The Neuse River Trail is part of the Raleigh Capital Area Greenway system, a quite impressive network of something like one hundred miles of greenways in Raleigh, most of them along wooded stream beds.   For example, from Bedford at Falls River there is a lovely paved path along the Neuse River that goes all the way south past central Raleigh to Clayton NC, a distance of twenty-eight miles.

The Raleigh area can be quite hilly but almost all of this greenway was absolutely flat on smooth pavement, a bicyclist’s dream.

The Neuse River is not much of a river, really.   Even though we have had a reasonable amount of rain recently it is not much bigger than a creek.   It certainly is not navigable.  Maybe this is why much of North Carolina did not urbanize until after about the year 1900; we lack navigable rivers like the James and Potomac in Virginia.

 

At about fifteen miles I stopped at a bench along the trail.  I sat alone, ate my peanut butter sandwich, and read The New Yorker on my kindle.   One old guy with two beagles stopped by and tried to be sociable.   I smiled but was resistant.  He walked on.  It was peaceful.   I had bicycled on the Neuse River Trail for close to twenty miles before taking a right onto another similar path, the Crabtree Creek Greenway.   The greenway follows (obviously) Crabtree Creek through flat wooded bottomlands surrounded by development on all sides.    I did not go quite far enough to run into the famous Crabtree Valley Mall.   Instead, I took another right, up a series of steep hills into 1960’s residential areas of a district called North Hills.   These residential areas are gradually being overtaken by commercial and multifamily development.

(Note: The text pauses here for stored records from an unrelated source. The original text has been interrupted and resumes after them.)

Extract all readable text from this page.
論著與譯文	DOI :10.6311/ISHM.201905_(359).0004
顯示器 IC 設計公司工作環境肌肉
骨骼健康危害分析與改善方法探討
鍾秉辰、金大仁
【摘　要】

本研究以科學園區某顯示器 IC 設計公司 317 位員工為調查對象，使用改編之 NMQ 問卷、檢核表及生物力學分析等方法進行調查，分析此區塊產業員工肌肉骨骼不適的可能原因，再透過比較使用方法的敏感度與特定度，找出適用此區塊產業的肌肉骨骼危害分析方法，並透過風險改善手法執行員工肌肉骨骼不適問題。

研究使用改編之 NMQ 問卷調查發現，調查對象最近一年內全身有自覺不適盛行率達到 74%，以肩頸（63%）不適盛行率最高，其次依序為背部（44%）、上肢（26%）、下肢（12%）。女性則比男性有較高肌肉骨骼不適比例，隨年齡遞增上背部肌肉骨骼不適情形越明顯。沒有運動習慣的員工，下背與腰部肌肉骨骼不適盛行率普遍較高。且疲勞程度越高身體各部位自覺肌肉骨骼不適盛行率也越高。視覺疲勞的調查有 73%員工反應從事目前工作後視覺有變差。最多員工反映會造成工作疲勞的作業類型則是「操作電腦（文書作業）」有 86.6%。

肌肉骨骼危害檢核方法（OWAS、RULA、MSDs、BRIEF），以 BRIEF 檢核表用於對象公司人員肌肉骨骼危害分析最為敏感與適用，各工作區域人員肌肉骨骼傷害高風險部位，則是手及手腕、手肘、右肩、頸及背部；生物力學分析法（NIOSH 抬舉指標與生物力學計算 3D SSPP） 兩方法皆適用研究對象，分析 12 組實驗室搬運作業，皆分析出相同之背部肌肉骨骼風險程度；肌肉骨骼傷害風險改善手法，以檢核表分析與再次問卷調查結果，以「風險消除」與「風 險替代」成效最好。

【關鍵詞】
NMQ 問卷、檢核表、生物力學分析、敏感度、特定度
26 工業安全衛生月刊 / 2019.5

There theoretically is a bike path along Falls of the Neuse Road.   It is not nice, not peaceful, and not smooth.   Whoever put this in forgot about roots that would crack the surface.   Boneshaking.   I rode instead on the actual highway whenever there was a big break in the traffic.

 

I rode about eight miles north to just past I-540 where was car was at that Kohl’s parking lot.  The ride was done.  I felt comfortable going into this Starbucks.   They had closed it for seating and no one was in there except two employees.   I realized that if I paid with my credit card I did not even have to touch anything.   The staff was very cordial and I got an almond milk latte to drink in the car on the drive home.